S&P has kept Egypt’s B credit rating unchanged whilst also maintaining the economy’s outlook stable for the second time within six months in 2020. The international agency’s move reflects the continued confidence of international institutions, especially credit rating agencies, in the stability and robustness of the Egyptian economy.
It also reflects the general confidence in the local economy’s ability to positively deal with the repercussions of the novel coronavirus (COVID-19) pandemic, whilst also overcoming all external and internal shocks resulting from it.
He explained that this comes because the government continues to implement the required financial, economic, and monetary reforms that would improve the business operating environment.
These reforms would also ensure the sustainability of public financial indicators, and enhance the Egyptian economy’s capabilities for growth and creating productive job opportunities.
Maait said that the decision indicates the effectiveness and balance of the government’s economic and financial policies, especially in dealing with the repercussions of the coronavirus pandemic.
These have contributed to maintaining the stability of economic and financial conditions to a large extent, compared to the repercussions currently being experienced by other advanced and emerging economies.
This is evident by the Egyptian economy’s scoring positive growth of about 3.6% in fiscal year (FY) 2019/20. There has also been the provision of all means and needs to ensure the availability of health services, basic goods and other services for citizens, in light of the pandemic’s escalation.
The minister pointed out that the government is continuing to push the pace of economic reform, by adopting and implementing a package of structural reforms to enhance growth rates and private sector participation in economic activities. The reform is also aiming to strengthen the governance system and follow-up systems for economic performance, whilst improving the business climate and environment.

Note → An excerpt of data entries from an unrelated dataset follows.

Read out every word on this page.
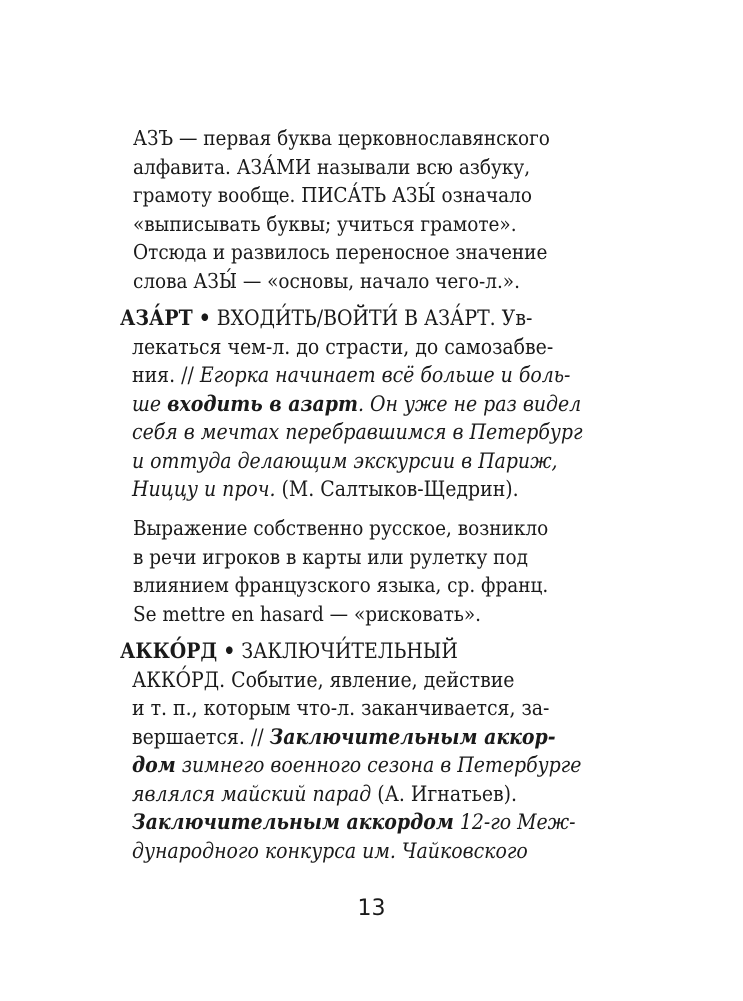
АЗЪ — первая буква церковнославянского
алфавита. АЗА́МИ называли всю азбуку,
грамоту вообще. ПИСА́ТЬ АЗЫ́ означало
«выписывать буквы; учиться грамоте».
Отсюда и развилось переносное значение
слова АЗЫ́ — «основы, начало чего-л.».
АЗА́РТ • ВХОДИ́ТЬ/ВОЙТИ́ В АЗА́РТ. Ув-
лекаться чем-л. до страсти, до самозабве-
ния. // Егорка начинает всё больше и боль-
ше входить в азарт. Он уже не раз видел
себя в мечтах перебравшимся в Петербург
и оттуда делающим экскурсии в Париж,
Ниццу и проч. (М. Салтыков-Щедрин).
Выражение собственно русское, возникло
в речи игроков в карты или рулетку под
влиянием французского языка, ср. франц.
Se mettre en hasard — «рисковать».
АККО́РД • ЗАКЛЮЧИ́ТЕЛЬНЫЙ
АККО́РД. Событие, явление, действие
и т. п., которым что-л. заканчивается, за-
вершается. // Заключительным аккор-
дом зимнего военного сезона в Петербурге
являлся майский парад (А. Игнатьев).
Заключительным аккордом 12-го Меж-
дународного конкурса им. Чайковского
13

He explained that the S&P report expects the Egyptian economy to achieve 2.5% growth rate in FY 2020/21, despite the challenges posed by the coronavirus pandemic. This reflects its estimates of the expected negative global growth during the current fiscal year, as well as the negative growth rates estimated for most countries.
Maait said that S&P had expected the Egyptian economy to return to strong growth rates of up to 5.4% by 2022. This would occur with the recovery of tourism, the return of strong growth in the energy and manufacturing sectors, and an improvement in the business environment due to the completion of structural reform.

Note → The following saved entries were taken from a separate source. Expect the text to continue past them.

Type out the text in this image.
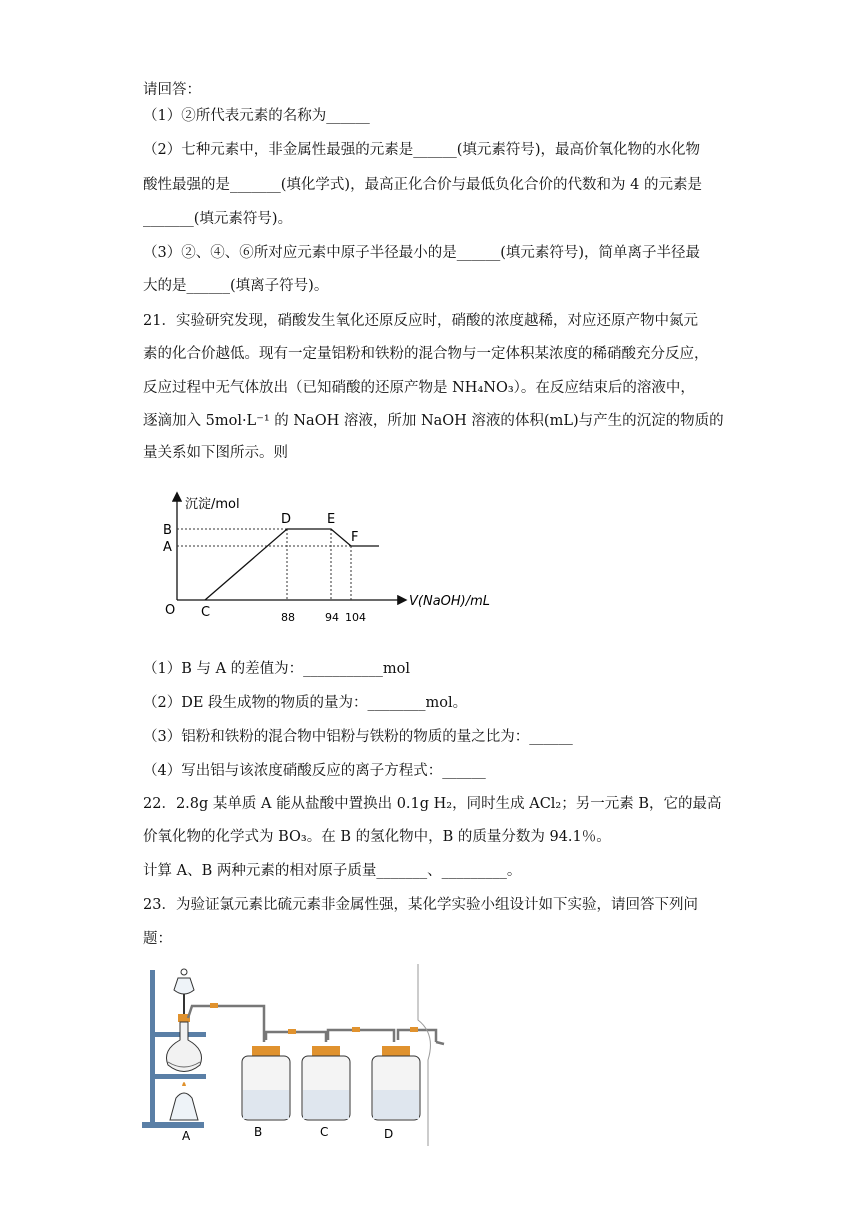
请回答：
（1）②所代表元素的名称为______
（2）七种元素中，非金属性最强的元素是______(填元素符号)，最高价氧化物的水化物
酸性最强的是_______(填化学式)，最高正化合价与最低负化合价的代数和为 4 的元素是
_______(填元素符号)。
（3）②、④、⑥所对应元素中原子半径最小的是______(填元素符号)，简单离子半径最
大的是______(填离子符号)。
21．实验研究发现，硝酸发生氧化还原反应时，硝酸的浓度越稀，对应还原产物中氮元
素的化合价越低。现有一定量铝粉和铁粉的混合物与一定体积某浓度的稀硝酸充分反应，
反应过程中无气体放出（已知硝酸的还原产物是 NH₄NO₃）。在反应结束后的溶液中，
逐滴加入 5mol·L⁻¹ 的 NaOH 溶液，所加 NaOH 溶液的体积(mL)与产生的沉淀的物质的
量关系如下图所示。则
沉淀/mol
B
A
O C
D	E
F
88	94 104
V(NaOH)/mL
（1）B 与 A 的差值为：___________mol
（2）DE 段生成物的物质的量为：________mol。
（3）铝粉和铁粉的混合物中铝粉与铁粉的物质的量之比为：______
（4）写出铝与该浓度硝酸反应的离子方程式：______
22．2.8g 某单质 A 能从盐酸中置换出 0.1g H₂，同时生成 ACl₂；另一元素 B，它的最高
价氧化物的化学式为 BO₃。在 B 的氢化物中，B 的质量分数为 94.1％。
计算 A、B 两种元素的相对原子质量_______、_________。
23．为验证氯元素比硫元素非金属性强，某化学实验小组设计如下实验，请回答下列问
题：
A	B	C	D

Moreover, Deputy Minister of Finance for Financial Policies and Institutional Development, Ahmed Kouchouk, said that S&P expects the return of economic, financial, and monetary indicators to achieve very good rates in the short term.

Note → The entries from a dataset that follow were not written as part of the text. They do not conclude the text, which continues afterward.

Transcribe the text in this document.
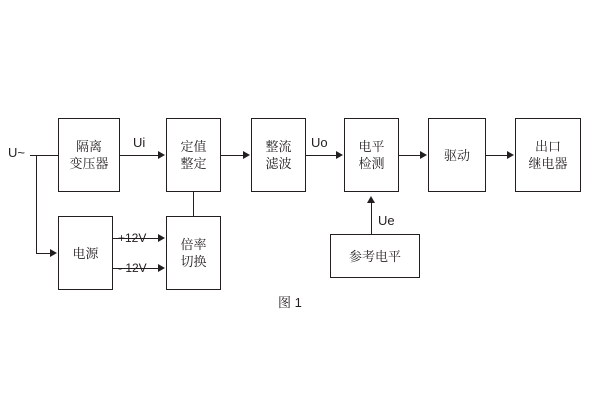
U~	隔离
变压器
定值
整定
整流
滤波
电平
检测
驱动
出口
继电器
电源
倍率
切换	参考电平
Ui	Uo
Ue
+12V
- 12V
图 1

The Egyptian economy is recording real growth rates of about 5% in the medium term, and a decrease in debt-to-GDP rate in the medium term, in addition to achieving a sustainable primary surplus of 2% of GDP, starting from FY 2020/21.
This has come in light of the government’s commitment to continuing the pace of reform, pushing and supporting economic activity and growth rates, through preventive economic measures.
Kouchouk said that S&P experts praised the Egyptian government’s ability to achieve a primary surplus of 1.8% of GDP in FY 2019/20. This occurred despite the negative repercussions of the coronavirus pandemic on the regional economy and the entire world.